2. Understand who you are and where your PhD can take you
Surprisingly little is known about the career trajectories of Australian PhD graduates. What is clear is that fewer than fifty per cent will go to have an academic career, and that graduates are increasingly seeking and finding work in a wide range of sectors. With choice and opportunity can come uncertainty. One of the overarching aims of the GCALL is to enable you to understand more about your self, your capabilities and your ambitions - whatever these may be. What contribution will you make, professionally and to your community? How can you define and start working towards goals that are truly meaningful for you?
3. Get the employability edge
PhD graduates are valued by employers for their initiative, intellectual ability and the capacity to work autonomously. Research conducted by the UK Grad Programme has shown that they can also be perceived as lacking interpersonal and team-working skills, flexibility and adaptability and commercial awareness. The GCALL will enable you to develop, extend and demonstrate these skills through practical activities, targeted assessment and guided self-reflection.
4. Meet some extraordinary people
The GCALL will bring you into contact with some of Australia's finest minds. A wide range of experts - community and corporate leaders as well as academics - have been involved in the design and delivery of the curriculum, ensuring that it draws on experiences, insights and knowledge from every sector. The GCALL also creates an intimate context for the exchange of ideas, bringing into small-group discussion speakers you might otherwise only see in the context of a large public lecture or televised address.

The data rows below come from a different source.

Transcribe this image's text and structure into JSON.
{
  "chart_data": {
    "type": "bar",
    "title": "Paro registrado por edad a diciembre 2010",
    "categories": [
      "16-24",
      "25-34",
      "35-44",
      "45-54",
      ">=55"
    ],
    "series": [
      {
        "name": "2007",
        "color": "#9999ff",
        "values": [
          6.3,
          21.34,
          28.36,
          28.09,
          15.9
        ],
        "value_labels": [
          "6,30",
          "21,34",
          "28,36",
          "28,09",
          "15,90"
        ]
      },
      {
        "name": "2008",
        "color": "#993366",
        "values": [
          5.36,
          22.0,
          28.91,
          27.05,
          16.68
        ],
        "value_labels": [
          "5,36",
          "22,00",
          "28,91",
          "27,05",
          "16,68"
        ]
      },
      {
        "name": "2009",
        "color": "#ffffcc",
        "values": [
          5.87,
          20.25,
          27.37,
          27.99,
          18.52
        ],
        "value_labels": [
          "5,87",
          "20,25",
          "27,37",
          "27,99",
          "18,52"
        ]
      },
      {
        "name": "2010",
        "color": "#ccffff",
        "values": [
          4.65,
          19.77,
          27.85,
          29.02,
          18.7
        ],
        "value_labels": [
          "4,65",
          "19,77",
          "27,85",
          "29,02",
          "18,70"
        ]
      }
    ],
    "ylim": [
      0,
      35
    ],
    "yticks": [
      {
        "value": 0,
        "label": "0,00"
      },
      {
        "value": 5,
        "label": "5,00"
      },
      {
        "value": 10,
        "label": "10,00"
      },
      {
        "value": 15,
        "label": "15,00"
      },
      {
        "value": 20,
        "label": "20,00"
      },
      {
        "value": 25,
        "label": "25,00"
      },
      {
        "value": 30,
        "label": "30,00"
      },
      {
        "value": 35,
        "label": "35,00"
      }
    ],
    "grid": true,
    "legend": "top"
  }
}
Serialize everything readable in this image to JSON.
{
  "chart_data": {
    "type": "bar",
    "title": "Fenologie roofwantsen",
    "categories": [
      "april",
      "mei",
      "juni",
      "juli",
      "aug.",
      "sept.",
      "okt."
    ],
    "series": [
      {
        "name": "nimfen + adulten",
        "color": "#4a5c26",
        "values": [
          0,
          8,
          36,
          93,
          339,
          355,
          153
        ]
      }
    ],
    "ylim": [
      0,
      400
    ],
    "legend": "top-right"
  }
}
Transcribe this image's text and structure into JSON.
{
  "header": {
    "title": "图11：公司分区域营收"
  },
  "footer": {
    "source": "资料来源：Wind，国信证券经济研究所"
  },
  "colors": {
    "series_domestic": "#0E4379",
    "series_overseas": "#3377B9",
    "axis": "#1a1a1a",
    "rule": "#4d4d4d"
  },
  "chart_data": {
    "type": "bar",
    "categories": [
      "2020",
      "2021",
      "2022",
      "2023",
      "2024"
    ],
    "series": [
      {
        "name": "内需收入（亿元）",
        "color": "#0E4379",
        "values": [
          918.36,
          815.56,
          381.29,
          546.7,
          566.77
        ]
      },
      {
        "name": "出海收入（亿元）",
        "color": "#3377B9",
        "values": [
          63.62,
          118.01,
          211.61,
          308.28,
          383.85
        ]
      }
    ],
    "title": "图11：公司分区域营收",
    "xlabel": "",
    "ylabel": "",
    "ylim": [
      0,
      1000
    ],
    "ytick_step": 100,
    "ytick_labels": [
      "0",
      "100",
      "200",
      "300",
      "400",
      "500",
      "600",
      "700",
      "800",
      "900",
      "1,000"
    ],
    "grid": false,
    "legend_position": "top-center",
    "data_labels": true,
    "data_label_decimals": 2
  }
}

In addition to these luminaries, the GCALL will bring together like-minded PhD candidates at the cutting edge of their scholarly fields. By building a truly interdisciplinary PhD cohort, the GCALL will facilitate the growth of a network of the leaders of tomorrow.
5. Expand your intellectual horizons
Have you read Machiavelli's The Prince? How would you go about arguing for the ethics of climate change? Could you name the strengths and limitations to of the three most popular approaches to project management?
Stepping outside the often all-encompassing world of your own research, Ethical Leadership and The Futures Project will introduce you to new ways of thinking, reasoning and doing, and empower you to engage more critically with some of the key issues of our day.